Por Vicente Palacio de Oteyza, subdirector del Observatorio de Política Exterior Española (Opex) de la Fundación Alternativas (EL PAÍS, 14/05/08):
Esta primavera, en Washington, DC, se diría que el efecto Obama ha tenido influencia hasta en el florecimiento de los cerezos en las orillas del río Potomac. Tal es la intensa vida política a la que ha despertado un país que vivía aletargado por el miedo desde el 11-S. Aunque esto es sólo una parte del paisaje. Cuando George W. Bush deje el cargo en enero de 2009, el próximo presidente tendrá que lidiar con el legado del incremento de la desigualdad, abordar una seria reestructuración económica y financiera -y del complejo militar-, y revertir la pésima imagen internacional de Estados Unidos. Con este horizonte, surgen dudas sobre un cambio de rumbo positivo.
Para el Gobierno de José Luis Rodríguez Zapatero, mucho de lo que está pasando en la política norteamericana le sitúa del lado bueno de la historia y le facilita la tarea de pasar página, a partir de enero de 2009, a un mal capítulo de la turbulenta historia de las relaciones hispano-norteamericanas, especialmente si la victoria cae del lado demócrata. De hecho, ya ha comenzado a tantear el entorno de los candidatos, como lo prueba la última visita a Washington del ex secretario de Estado de Exteriores y hoy secretario general de La Moncloa, Bernardino León.

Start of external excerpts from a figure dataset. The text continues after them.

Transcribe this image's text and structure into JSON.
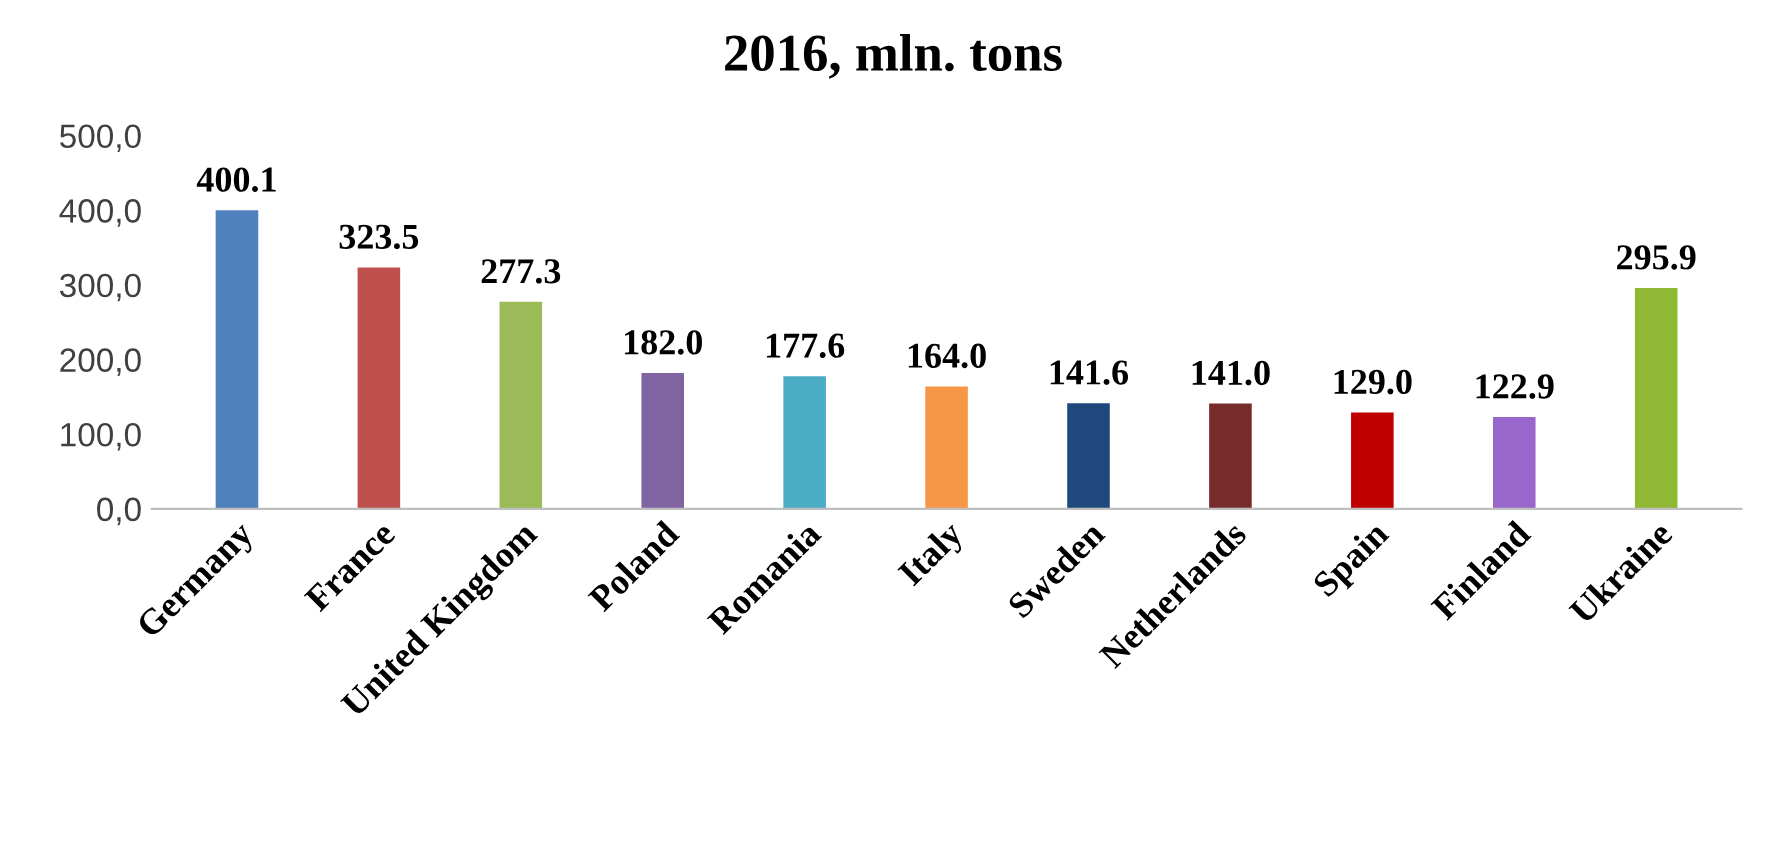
{
  "chart_data": {
    "type": "bar",
    "title": "2016, mln. tons",
    "categories": [
      "Germany",
      "France",
      "United Kingdom",
      "Poland",
      "Romania",
      "Italy",
      "Sweden",
      "Netherlands",
      "Spain",
      "Finland",
      "Ukraine"
    ],
    "values": [
      400.1,
      323.5,
      277.3,
      182.0,
      177.6,
      164.0,
      141.6,
      141.0,
      129.0,
      122.9,
      295.9
    ],
    "value_labels": [
      "400.1",
      "323.5",
      "277.3",
      "182.0",
      "177.6",
      "164.0",
      "141.6",
      "141.0",
      "129.0",
      "122.9",
      "295.9"
    ],
    "colors": [
      "#4f81bd",
      "#c0504d",
      "#9bbb59",
      "#8064a2",
      "#4bacc6",
      "#f79646",
      "#1f497d",
      "#772c2a",
      "#c00000",
      "#9966cc",
      "#8fb935"
    ],
    "ylim": [
      0,
      500
    ],
    "yticks": [
      {
        "value": 0,
        "label": "0,0"
      },
      {
        "value": 100,
        "label": "100,0"
      },
      {
        "value": 200,
        "label": "200,0"
      },
      {
        "value": 300,
        "label": "300,0"
      },
      {
        "value": 400,
        "label": "400,0"
      },
      {
        "value": 500,
        "label": "500,0"
      }
    ],
    "grid": false,
    "legend": false
  }
}
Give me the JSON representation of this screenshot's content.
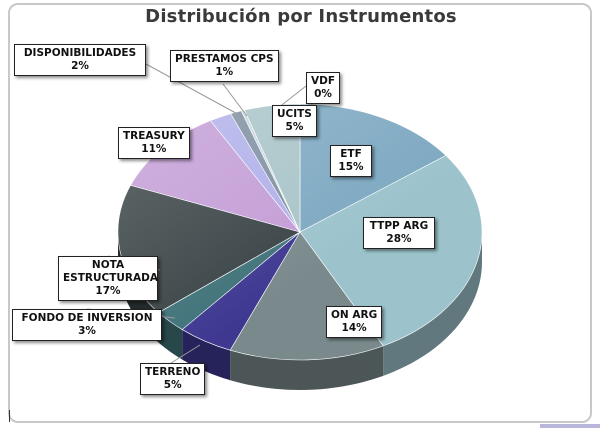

Pero sería bueno replantear en profundidad la cooperación mutua, y con un discurso que vaya más allá de la filosofía de la sospecha al uso. La era del segundo Bush ha acentuado aún más nuestra ignorancia o indiferencia sobre lo que está pasando realmente en la primera potencia mundial. Una encuesta reciente del German Marshall Fund arroja un escuálido 36% de conformidad europea con la idea de un liderazgo estadounidense, y probablemente la mayoría del espectro de centro-izquierda que ha revalidado el proyecto ZP se sitúa en torno a esa cifra. Distanciamiento que contrasta fuertemente con el buen feeling entre dos sociedades española y estadounidense en el plano empresarial -EE UU es nuestro primer inversor extranjero y el sexto cliente comercial o cultural-, el nuevo redescubrimiento mutuo entre estudiantes y jóvenes élites profesionales, y la potencialidad de los 40 millones de hispanohablantes al norte del río Bravo.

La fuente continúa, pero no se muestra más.